SOUTH KOREA: A campaigner from South Korea has recently announced that he is planning to drop the DVD’s of Sony’s The Interview towards North Korea in which the assassination attempt of Dictator Kim Jong-un has been showed, which has increased tensions between North Korea and US as it can put North Korea’s leadership in danger if released once.
The comedy depicting an assassination attempt on Kim has heightened tensions between North Korea and the U.S., with Washington blaming Pyongyang for crippling hacking attacks on Sony Entertainment. Pyongyang denies that and has vowed to retaliate.
Activist Park Sang-hak said he will start dropping 100,000 DVDs and USBs with the movie by balloon in North Korea as early as late January. Park, a North Korean defector, said he’s partnering with the U.S.-based non-profit Human Rights Foundation, which is financing the making of the DVDs and USB memory sticks of the movie with Korean subtitles.
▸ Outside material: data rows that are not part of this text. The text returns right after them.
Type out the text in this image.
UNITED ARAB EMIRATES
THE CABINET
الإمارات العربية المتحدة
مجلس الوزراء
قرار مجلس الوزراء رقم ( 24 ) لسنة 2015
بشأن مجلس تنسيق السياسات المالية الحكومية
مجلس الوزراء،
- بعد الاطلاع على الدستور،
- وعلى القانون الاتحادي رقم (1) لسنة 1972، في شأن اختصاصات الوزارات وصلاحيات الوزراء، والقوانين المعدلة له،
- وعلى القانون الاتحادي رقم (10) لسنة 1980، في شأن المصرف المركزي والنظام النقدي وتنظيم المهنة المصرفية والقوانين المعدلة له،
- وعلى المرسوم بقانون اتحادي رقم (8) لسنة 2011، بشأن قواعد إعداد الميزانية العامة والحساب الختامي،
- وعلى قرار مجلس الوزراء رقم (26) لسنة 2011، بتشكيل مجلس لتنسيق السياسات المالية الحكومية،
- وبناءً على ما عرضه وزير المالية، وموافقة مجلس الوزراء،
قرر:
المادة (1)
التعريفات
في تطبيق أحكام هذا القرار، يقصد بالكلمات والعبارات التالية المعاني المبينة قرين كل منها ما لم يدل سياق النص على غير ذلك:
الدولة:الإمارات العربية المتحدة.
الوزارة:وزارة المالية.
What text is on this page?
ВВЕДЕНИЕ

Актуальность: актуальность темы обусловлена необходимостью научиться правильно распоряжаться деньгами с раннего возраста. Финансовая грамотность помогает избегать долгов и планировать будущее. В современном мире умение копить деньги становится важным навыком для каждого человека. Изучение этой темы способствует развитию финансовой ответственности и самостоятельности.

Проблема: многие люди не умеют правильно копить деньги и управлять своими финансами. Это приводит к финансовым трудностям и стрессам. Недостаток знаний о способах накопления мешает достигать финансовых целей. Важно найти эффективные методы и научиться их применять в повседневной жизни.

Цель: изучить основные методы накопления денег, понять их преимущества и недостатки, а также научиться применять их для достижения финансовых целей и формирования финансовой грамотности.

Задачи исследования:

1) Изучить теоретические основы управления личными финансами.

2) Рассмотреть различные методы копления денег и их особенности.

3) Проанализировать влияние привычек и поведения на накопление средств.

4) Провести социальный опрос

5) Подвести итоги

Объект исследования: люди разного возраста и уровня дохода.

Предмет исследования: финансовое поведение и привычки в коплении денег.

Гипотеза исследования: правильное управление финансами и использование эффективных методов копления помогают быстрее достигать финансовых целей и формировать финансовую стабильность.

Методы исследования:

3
Park said foundation officials plan to visit South Korea around Jan. 20 to hand over the DVDs and USBs, and that he and the officials will then try to float the first batch of the balloons if weather conditions allow.
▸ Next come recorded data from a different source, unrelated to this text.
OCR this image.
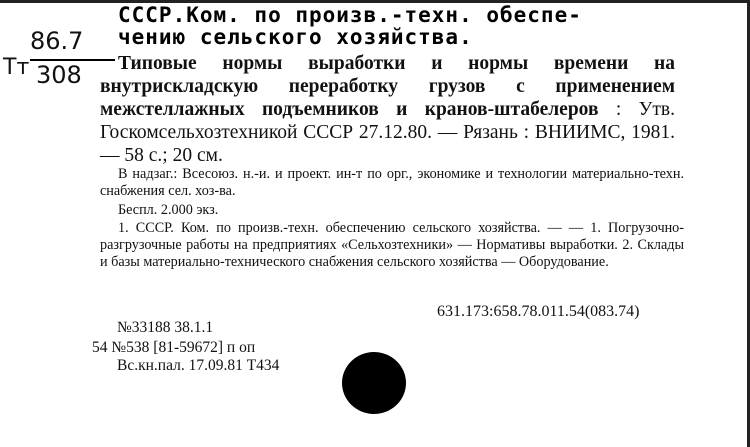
СССР.Ком. по произв.-техн. обеспе-
чению сельского хозяйства.
86.7
308
Тт	Типовые нормы выработки и нормы времени на внутрискладскую переработку грузов с применением межстеллажных подъемников и кранов-штабелеров : Утв. Госкомсельхозтехникой СССР 27.12.80. — Рязань : ВНИИМС, 1981. — 58 с.; 20 см.
В надзаг.: Всесоюз. н.-и. и проект. ин-т по орг., экономике и технологии материально-техн. снабжения сел. хоз-ва.
Беспл. 2.000 экз.
1. СССР. Ком. по произв.-техн. обеспечению сельского хозяйства. — — 1. Погрузочно-разгрузочные работы на предприятиях «Сельхозтехники» — Нормативы выработки. 2. Склады и базы материально-технического снабжения сельского хозяйства — Оборудование.
631.173:658.78.011.54(083.74)
№33188 38.1.1
54 №538 [81-59672] п оп
Вс.кн.пал. 17.09.81 Т434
“North Korea’s absolute leadership will crumble if the idolization of leader Kim breaks down,” Park said by telephone.
If carried out, the move was expected to enrage North Korea, which expressed anger over the movie. In October, the country opened fire at giant balloons carrying anti-Pyongyang propaganda leaflets floated across the border by South Korean activists, triggering an exchange of gunfire with South Korean troops.
But it is not clear how effective the plan will be, as only a small number of ordinary North Korean citizens are believed to own computers or DVD players. Many North Koreans would not probably risk watching the movie as they know they would get into trouble if caught. Owning a computer requires permission from the government and costs as much as three months’ salary for the average worker, according to South Korean analysts.
Not everyone supports sending balloons into the North, with liberals and border town residents in South Korea urging the activists to stop. North Korea has long demanded that South Korea stop the activists, but Seoul refuses, citing freedom of speech.
Park said the ballooning will be done clandestinely, with the pace picking up in March when he expects the wind direction to become more favorable.
The Human Rights Foundation said it was committed to sending 100,000 copies of The Interview as well as other films to North Korea in 2015, according to a statement provided to Gawker.
“As one of the human rights organizations that consider property rights to be a fundamental and key component of a free society, HRF does not engage in nor does it encourage the violation of copyright or intellectual property rights,” the statement reads. “In the specific case of The Interview, we were approached by an executive from the company involved in the electronic distribution of this film and are currently in useful communications to explore the options available to make distributing this film in North Korea a reality.”